The caller can narrow the scope of the disconnect operation by supplying the optional driver_handle parameter to the function. If this parameter is supplied, then only that specific driver will be stopped, rather than all of the drivers managing the controller.

Shutting Down a Driver

If a driver is a bus driver, the Protocol Database is queried to determine the set of child controllers for the current handle. A "child controller" is defined as the controller_handles for any usages of this handle where the agent_handle is the driver being stopped and the usage has an attribute of BY_CHILD_CONTROLLER. If the optional child_handle is specified to core_disconnect_controller, then the list of child_controllers is filtered to only include that single child_handle if present. Once the set of child controllers is generated, then EFI_DRIVER_BINDING_PROTOCOL.Stop() function is invoked to stop all drivers managing the child controllers.

If the driver is not a bus driver, or if all child handles were closed (i.e. the optional child_handle was not specified, or it was specified and that was the only child_handle found on the controller), then EFI_DRIVER_BINDING_PROTOCOL.Stop() is then invoked on the handle itself.

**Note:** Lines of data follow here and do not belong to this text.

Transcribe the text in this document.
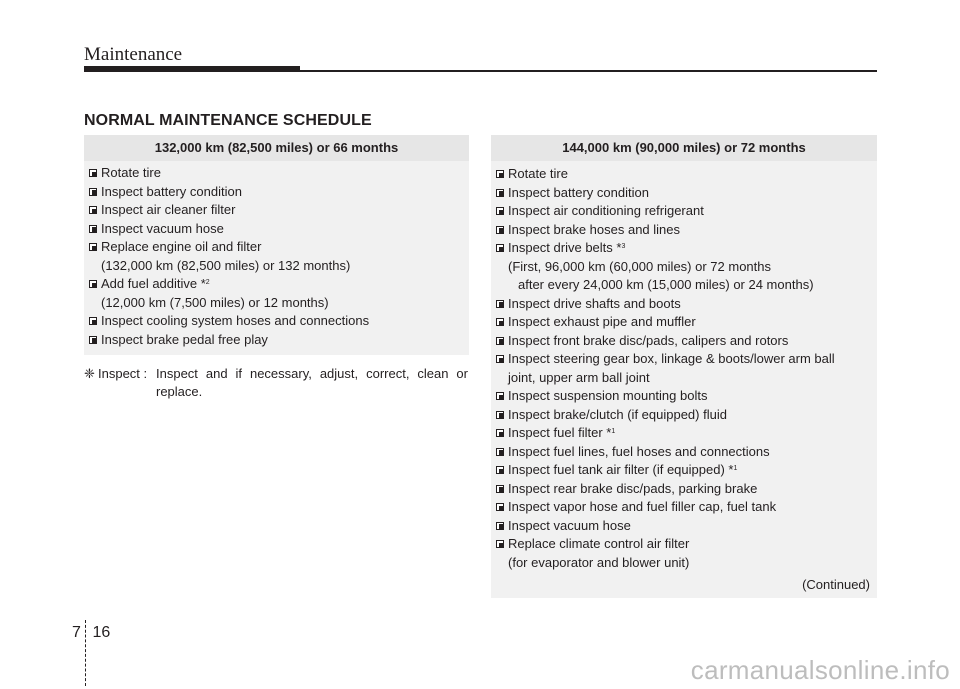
Maintenance
NORMAL MAINTENANCE SCHEDULE
132,000 km (82,500 miles) or 66 months
Rotate tire
Inspect battery condition
Inspect air cleaner filter
Inspect vacuum hose
Replace engine oil and filter
(132,000 km (82,500 miles) or 132 months)
Add fuel additive *$^2$
(12,000 km (7,500 miles) or 12 months)
Inspect cooling system hoses and connections
Inspect brake pedal free play
❈ Inspect : Inspect and if necessary, adjust, correct, clean or replace.
144,000 km (90,000 miles) or 72 months
Rotate tire
Inspect battery condition
Inspect air conditioning refrigerant
Inspect brake hoses and lines
Inspect drive belts *$^3$
(First, 96,000 km (60,000 miles) or 72 months
after every 24,000 km (15,000 miles) or 24 months)
Inspect drive shafts and boots
Inspect exhaust pipe and muffler
Inspect front brake disc/pads, calipers and rotors
Inspect steering gear box, linkage & boots/lower arm ball
joint, upper arm ball joint
Inspect suspension mounting bolts
Inspect brake/clutch (if equipped) fluid
Inspect fuel filter *$^1$
Inspect fuel lines, fuel hoses and connections
Inspect fuel tank air filter (if equipped) *$^1$
Inspect rear brake disc/pads, parking brake
Inspect vapor hose and fuel filler cap, fuel tank
Inspect vacuum hose
Replace climate control air filter
(for evaporator and blower unit)
(Continued)
7 16
carmanualsonline.info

Driver Model State after Disconnecting a Controller

In general, if core_disconnect_controller succeeds without failure, it implies that drivers managing the controller should have had the EFI_DRIVER_BINDING_PROTOCOL.Stop() method invoked, and this should have caused the driver to release all resources and usages associated with the controller.

This behavior is key to implementing some of the other flows in the boot services such as OpenProtocol and CloseProtocol operations that require interaction with the driver model.